There’s an old chestnut that pops up regularly in conversations between parents of young families. It’s the one where doubts and fears are raised over how much information about children should be shared on social media platforms.
You won’t be surprised to learn that there’s a name for those parents who regularly post pics and updates relating to their offspring. They are “sharents” - a fairly unimaginative term from the same stable as “kidult” – and they’re probably here to stay.
When our daughter was born, we decided that her spiritual security was a personal matter for her to think about, so we never had her Christened. It’s never entered our heads to persuade her one way or the other with regard to politics, either. Some things can’t be decided for you. You reach a point in your life when the big issues, like personal privacy, faith, and political ideology, gain weight...or not.

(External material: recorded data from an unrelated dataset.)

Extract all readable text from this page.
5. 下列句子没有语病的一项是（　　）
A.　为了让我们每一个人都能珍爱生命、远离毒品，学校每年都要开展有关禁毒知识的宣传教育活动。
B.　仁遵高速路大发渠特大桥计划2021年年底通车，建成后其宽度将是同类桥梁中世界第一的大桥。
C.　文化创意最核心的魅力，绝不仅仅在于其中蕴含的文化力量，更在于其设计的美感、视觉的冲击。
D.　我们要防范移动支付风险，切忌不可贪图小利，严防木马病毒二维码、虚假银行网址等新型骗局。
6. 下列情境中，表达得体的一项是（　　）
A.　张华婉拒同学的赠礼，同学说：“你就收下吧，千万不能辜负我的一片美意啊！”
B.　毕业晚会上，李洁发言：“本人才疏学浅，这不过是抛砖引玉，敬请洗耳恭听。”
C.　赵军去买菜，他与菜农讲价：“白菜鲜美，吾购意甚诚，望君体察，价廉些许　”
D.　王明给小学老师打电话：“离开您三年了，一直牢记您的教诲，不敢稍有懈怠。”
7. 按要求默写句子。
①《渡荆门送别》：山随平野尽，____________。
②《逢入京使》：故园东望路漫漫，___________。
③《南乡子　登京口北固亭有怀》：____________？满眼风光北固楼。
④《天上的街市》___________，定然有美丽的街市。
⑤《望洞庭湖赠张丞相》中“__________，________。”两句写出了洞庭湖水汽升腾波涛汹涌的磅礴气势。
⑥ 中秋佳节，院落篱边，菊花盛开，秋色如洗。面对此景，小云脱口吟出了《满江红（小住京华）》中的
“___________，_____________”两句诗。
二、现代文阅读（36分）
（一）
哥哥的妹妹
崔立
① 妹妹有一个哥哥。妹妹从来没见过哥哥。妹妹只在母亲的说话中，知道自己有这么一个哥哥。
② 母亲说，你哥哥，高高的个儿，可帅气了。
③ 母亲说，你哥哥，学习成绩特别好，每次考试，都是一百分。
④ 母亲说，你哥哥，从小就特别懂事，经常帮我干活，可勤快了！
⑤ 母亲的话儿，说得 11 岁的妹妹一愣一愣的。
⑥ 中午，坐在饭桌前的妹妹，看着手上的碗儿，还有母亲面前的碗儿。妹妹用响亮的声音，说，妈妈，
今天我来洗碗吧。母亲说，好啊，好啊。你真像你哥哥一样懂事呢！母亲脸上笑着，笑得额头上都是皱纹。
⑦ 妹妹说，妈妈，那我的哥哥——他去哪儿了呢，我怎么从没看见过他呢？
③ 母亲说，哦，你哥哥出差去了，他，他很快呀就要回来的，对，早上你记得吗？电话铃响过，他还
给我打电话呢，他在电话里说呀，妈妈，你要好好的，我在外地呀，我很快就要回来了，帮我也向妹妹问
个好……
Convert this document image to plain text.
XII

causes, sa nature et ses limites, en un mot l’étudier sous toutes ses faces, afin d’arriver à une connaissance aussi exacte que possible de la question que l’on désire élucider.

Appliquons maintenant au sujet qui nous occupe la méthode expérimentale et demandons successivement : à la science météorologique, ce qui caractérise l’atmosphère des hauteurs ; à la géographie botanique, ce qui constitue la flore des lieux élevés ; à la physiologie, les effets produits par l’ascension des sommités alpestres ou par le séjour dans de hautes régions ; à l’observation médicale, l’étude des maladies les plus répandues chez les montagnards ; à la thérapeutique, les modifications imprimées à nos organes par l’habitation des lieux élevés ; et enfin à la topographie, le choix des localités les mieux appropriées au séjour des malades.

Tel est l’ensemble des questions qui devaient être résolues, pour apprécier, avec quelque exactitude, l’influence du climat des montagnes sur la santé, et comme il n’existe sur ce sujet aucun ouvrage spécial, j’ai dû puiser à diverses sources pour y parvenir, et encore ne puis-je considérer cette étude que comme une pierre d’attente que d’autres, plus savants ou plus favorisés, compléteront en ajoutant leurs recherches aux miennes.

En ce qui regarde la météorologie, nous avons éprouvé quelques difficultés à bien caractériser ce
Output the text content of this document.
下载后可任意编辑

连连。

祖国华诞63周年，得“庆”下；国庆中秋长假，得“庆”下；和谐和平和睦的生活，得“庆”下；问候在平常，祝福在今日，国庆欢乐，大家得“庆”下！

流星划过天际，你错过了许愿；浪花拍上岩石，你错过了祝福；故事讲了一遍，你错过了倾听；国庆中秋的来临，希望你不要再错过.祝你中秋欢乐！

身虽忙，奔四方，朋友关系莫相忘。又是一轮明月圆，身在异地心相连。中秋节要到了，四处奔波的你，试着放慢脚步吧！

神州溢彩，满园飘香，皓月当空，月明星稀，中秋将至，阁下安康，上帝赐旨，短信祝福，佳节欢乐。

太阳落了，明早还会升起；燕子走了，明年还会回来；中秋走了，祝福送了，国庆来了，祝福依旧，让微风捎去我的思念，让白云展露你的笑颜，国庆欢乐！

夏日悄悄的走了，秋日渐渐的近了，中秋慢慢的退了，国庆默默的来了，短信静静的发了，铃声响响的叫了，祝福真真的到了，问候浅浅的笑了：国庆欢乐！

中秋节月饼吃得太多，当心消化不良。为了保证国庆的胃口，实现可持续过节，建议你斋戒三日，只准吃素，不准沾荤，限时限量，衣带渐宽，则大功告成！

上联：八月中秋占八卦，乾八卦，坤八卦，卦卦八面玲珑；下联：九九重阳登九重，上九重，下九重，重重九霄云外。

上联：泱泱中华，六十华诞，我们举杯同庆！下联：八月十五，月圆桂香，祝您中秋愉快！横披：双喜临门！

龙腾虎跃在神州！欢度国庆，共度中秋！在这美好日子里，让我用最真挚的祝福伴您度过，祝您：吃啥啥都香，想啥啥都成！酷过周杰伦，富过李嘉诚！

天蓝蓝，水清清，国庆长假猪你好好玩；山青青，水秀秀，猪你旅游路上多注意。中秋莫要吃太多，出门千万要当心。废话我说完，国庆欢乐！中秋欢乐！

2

I feel much the same about the information I share here, about my grandchildren. Proud though I am, and love them as I do, the rule was established from the beginning that I wouldn't share photographs that clearly identify them, or reveal their actual names. This isn’t to say that others are wrong to do so, or that I believe they might be in peril if readers knew their identities. It’s a matter for the individual to consider, a question of choice. A kind of privacy by proxy, if you like. And, I hear the argument that unless we take the Michael Jackson route, and insist on our children wearing masks in public, the world at large will come to know our children and grandchildren, anyway. But it will be in the real world, as opposed to the ever expanding virtual kind.
There are still parents and grandparents who feel much more confident about protecting children off-line, and I can understand that. What do you think?